Over the past several years much interest has been generated in the industry of late in the development of ductile cements, exhibiting high values of tensile and flexural strength. There has been a great deal of field information suggesting that hydraulic isolation from cement is not what it should be or is believed to be. In other words many cement jobs are failing. Conventional cement systems used in oil wells exhibit high compressive strengths, yet are limited in tensile and flexural strength development. Recent field experience and research has shown that in the majority of cases, the mechanism of cement sheath failure is radial tensile cracking, causing a loss of hydraulic isolation.
Flexible cements are more able to withstand the tensile forces generated by fluctuations in downhole pressure and temperature caused by drilling, production and workover operations. Also affecting the cement seal are factors such as hydraulic fracturing treatments, high drawdown pressures, steam injection, and subsequent drilling operations.
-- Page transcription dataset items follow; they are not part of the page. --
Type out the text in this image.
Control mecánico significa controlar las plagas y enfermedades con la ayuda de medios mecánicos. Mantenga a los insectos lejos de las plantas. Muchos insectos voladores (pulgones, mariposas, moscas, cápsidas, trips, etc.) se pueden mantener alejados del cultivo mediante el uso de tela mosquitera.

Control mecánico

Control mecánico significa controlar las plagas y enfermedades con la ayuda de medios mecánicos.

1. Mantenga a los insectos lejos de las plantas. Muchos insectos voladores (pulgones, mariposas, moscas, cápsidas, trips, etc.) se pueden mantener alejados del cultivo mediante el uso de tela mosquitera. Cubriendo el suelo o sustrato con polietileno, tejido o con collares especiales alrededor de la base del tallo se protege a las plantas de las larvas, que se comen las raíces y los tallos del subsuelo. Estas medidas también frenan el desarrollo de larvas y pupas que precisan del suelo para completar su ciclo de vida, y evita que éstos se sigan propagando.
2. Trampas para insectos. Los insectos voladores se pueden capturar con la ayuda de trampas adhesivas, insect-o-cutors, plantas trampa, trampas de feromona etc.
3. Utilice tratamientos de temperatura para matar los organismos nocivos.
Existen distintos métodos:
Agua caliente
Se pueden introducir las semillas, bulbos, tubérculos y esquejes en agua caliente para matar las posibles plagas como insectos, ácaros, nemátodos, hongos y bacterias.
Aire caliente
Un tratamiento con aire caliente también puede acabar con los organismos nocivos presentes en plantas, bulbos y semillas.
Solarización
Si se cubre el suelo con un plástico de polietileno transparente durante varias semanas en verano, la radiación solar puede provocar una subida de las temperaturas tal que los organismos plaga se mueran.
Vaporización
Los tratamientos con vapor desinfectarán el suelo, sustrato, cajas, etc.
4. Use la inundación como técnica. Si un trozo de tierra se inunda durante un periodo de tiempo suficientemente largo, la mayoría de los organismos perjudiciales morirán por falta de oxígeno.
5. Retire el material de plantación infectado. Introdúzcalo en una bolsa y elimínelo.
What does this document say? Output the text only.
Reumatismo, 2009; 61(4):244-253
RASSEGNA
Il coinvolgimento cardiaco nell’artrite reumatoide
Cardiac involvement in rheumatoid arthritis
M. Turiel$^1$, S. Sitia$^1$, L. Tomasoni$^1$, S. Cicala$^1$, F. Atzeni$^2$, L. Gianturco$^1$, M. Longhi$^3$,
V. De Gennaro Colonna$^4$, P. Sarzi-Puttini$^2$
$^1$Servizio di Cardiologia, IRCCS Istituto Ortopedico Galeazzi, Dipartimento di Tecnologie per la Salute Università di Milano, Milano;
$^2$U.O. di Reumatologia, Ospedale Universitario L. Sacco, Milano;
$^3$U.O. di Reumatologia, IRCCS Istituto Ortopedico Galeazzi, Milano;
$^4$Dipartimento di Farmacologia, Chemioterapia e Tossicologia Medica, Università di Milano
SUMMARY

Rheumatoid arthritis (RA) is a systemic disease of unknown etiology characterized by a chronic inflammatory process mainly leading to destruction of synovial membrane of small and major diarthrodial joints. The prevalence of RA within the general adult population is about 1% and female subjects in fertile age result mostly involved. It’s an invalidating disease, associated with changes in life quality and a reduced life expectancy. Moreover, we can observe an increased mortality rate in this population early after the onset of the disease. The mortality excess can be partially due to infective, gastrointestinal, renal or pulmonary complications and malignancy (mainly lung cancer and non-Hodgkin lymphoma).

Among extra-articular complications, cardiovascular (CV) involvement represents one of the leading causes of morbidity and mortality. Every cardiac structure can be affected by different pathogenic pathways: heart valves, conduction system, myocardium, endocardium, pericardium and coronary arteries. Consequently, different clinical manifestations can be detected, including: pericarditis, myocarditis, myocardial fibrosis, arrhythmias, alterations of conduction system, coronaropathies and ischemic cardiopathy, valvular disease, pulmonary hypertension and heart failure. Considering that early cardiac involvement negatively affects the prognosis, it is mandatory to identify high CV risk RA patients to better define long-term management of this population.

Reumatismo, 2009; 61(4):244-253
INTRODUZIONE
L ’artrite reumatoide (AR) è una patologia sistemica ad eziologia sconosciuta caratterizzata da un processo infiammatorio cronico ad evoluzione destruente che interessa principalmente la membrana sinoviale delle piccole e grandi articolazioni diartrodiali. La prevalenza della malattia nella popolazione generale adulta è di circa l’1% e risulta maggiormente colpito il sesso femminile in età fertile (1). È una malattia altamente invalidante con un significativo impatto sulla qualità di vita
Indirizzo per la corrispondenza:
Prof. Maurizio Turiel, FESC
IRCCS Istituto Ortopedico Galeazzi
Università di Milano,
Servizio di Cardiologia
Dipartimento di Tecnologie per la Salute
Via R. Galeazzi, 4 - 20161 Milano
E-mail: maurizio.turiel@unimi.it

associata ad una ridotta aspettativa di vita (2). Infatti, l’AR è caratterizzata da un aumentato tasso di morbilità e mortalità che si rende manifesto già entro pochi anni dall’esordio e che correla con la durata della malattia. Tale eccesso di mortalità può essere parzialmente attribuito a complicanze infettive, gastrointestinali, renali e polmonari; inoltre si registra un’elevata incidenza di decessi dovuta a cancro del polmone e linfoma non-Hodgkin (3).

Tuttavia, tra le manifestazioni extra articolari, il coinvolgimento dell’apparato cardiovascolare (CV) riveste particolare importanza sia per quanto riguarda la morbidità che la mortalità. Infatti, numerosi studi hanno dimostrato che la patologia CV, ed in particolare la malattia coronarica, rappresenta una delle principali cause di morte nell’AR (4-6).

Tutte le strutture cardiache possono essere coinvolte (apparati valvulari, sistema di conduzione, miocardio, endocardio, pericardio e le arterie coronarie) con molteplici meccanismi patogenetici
This paper reviews the application of a flexible cement designed to address problems with loss of hydraulic isolation encountered in steam injection wells. The paper also reviews the basic principles for estimating the cement tensile strength requirement and describes the process used in selecting the final cement slurry formulation, including the use of a mathematical simulator. Also described is the introduction of a novel mineral fiber, which imparts higher tensile strength to the set cement and results in slurry that is better able to withstand the high temperatures induced by steam injection operations. The new flexible cement is also able to provide the required characteristics at lower slurry densities. A summary is presented of the results of the first 4 wells cemented with this technique in the Mossor area of Northern Brazil.
Recent failures in a number of cyclically steamed, Huff and Puff, production wells in several fields in Northern Brazil, resulted in more a detailed study of the cementing slurries and techniques utilized in the area. The nature of the failure was noticed after steam vapor was observed at the surface after one or more cycles in several wells. Failure was also observed when increased water production was encountered and determined to be originating from nearby water-saturated zones that were thought to be isolated behind cemented casing. Costly and remedial treatments have been performed to shutoff this unwanted water production with limited success. After a remedial job, when a new steam cycle is commenced, the cement fails again (water cut increases) because the remedial slurry properties are similar to the original slurry.
The objective of this study is defined as follows:
Develop a cement slurry or cementing technique with the capacity to completely seal the annulus between casing and formation where steam injection and oil production cycles will be occuring and guarantee hydraulic isolation of the annulus after several cycles of steam injection.
Evaluate the cement-casing bond after various cycles of steam injection.
Incorporate new slurry technology into remedial cementing operations.
In order to develop a cement slurry that will withstand the conditions encountered in these fields a two step approach was incorporated. First, slurries were identified and evaluated with the use of a computer simulator. Second, the slurries were tested in the lab utilizing temperature cycles that simulate the extreme temperature changes of steam injection and oil production.